By 2026, the initiative seeks to ensure that 90% of transactions within the city are cashless.

Thu, Oct 10, 2024 2 min

Dubai has introduced the “Dubai Cashless Strategy,” an initiative from Digital Dubai a forward-thinking initiative designed to accelerate the adoption of secure digital payment solutions across both the public and private sectors. This strategy is a key move in reinforcing the city’s position as a global leader in the digital economy.

The strategy supports Dubai’s broader economic ambitions outlined in the Dubai Economic Agenda (D33) and Digital Dubai’s goal to integrate digital solutions into all aspects of daily life. By 2026, the initiative seeks to ensure that 90% of transactions within the city are cashless. This shift is anticipated to contribute more than AED 8 billion to the economy annually, largely driven by fintech advancements.

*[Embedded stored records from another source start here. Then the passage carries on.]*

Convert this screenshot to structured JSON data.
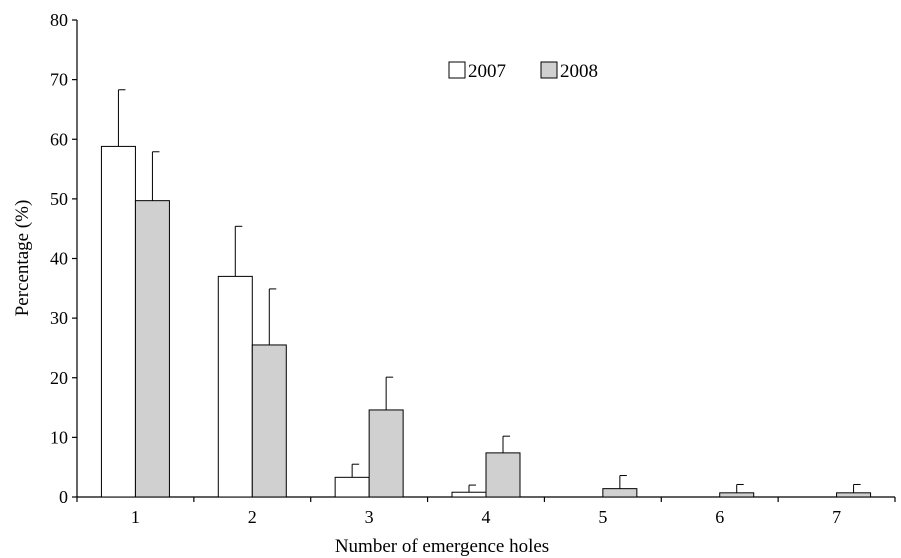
{
  "chart_data": {
    "type": "bar",
    "title": "",
    "xlabel": "Number of emergence holes",
    "ylabel": "Percentage (%)",
    "categories": [
      "1",
      "2",
      "3",
      "4",
      "5",
      "6",
      "7"
    ],
    "ylim": [
      0,
      80
    ],
    "yticks": [
      "0",
      "10",
      "20",
      "30",
      "40",
      "50",
      "60",
      "70",
      "80"
    ],
    "grid": false,
    "legend": "top-center",
    "series": [
      {
        "name": "2007",
        "color": "#ffffff",
        "values": [
          58.8,
          37.0,
          3.3,
          0.8,
          0,
          0,
          0
        ],
        "errors": [
          9.5,
          8.4,
          2.2,
          1.2,
          0,
          0,
          0
        ]
      },
      {
        "name": "2008",
        "color": "#d0d0d0",
        "values": [
          49.7,
          25.5,
          14.6,
          7.4,
          1.4,
          0.7,
          0.7
        ],
        "errors": [
          8.2,
          9.4,
          5.5,
          2.8,
          2.2,
          1.4,
          1.4
        ]
      }
    ]
  }
}
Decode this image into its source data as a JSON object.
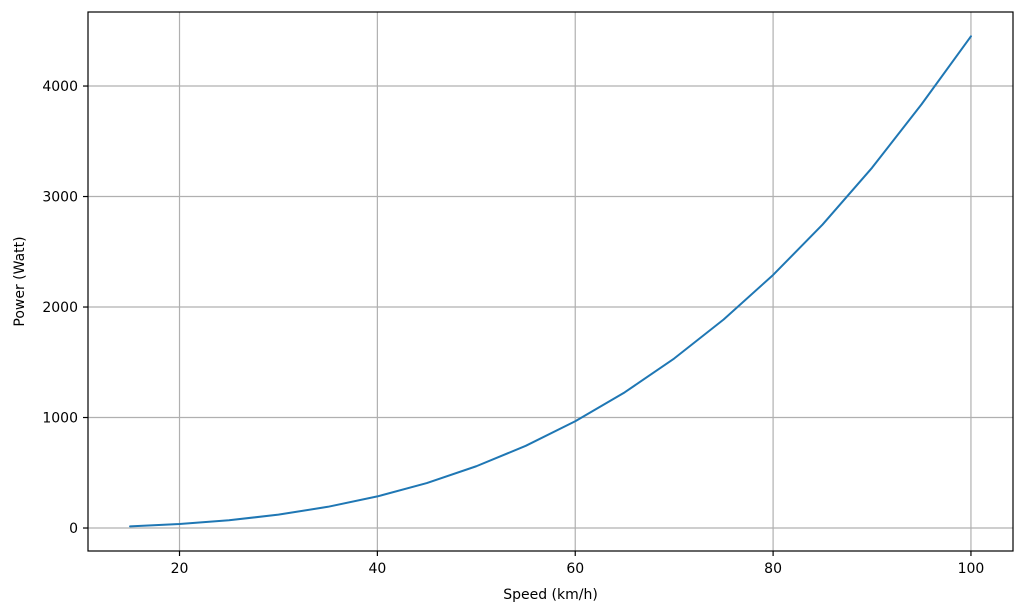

Abdulrahman Saleh Al Saleh, Director-General of the Department of Finance, highlighted that Dubai’s financial infrastructure meets international standards, making the city a frontrunner in cashless transactions. He noted that almost all government transactions were conducted digitally in 2023, showcasing Dubai’s advanced digital capabilities. Al Saleh also emphasized how this initiative aligns with His Highness Sheikh Mohammed bin Rashid Al Maktoum’s vision to enhance Dubai’s global business status.

Helal Saeed Almarri, Director-General of the Department of Economy and Tourism, reiterated the strategy’s alignment with the D33 agenda, which focuses on transitioning the majority of transactions to digital formats by 2026.

Hamad Obaid Al Mansoori, Director-General of Digital Dubai, stressed the growing importance of cashless payments in everyday life and the city’s goal of becoming a global digital hub. The strategy promotes innovation through AI-driven solutions and contactless technology, aiming to simplify digital transactions for both consumers and merchants while reducing payment processing fees.

Fintech is seen as a key player in realizing the Dubai Cashless Strategy, supporting the emirate’s standing as a leader in digital innovation. By encouraging digital payments, the strategy aims to offer a more secure and efficient way for businesses, government entities, and consumers to manage transactions across the city.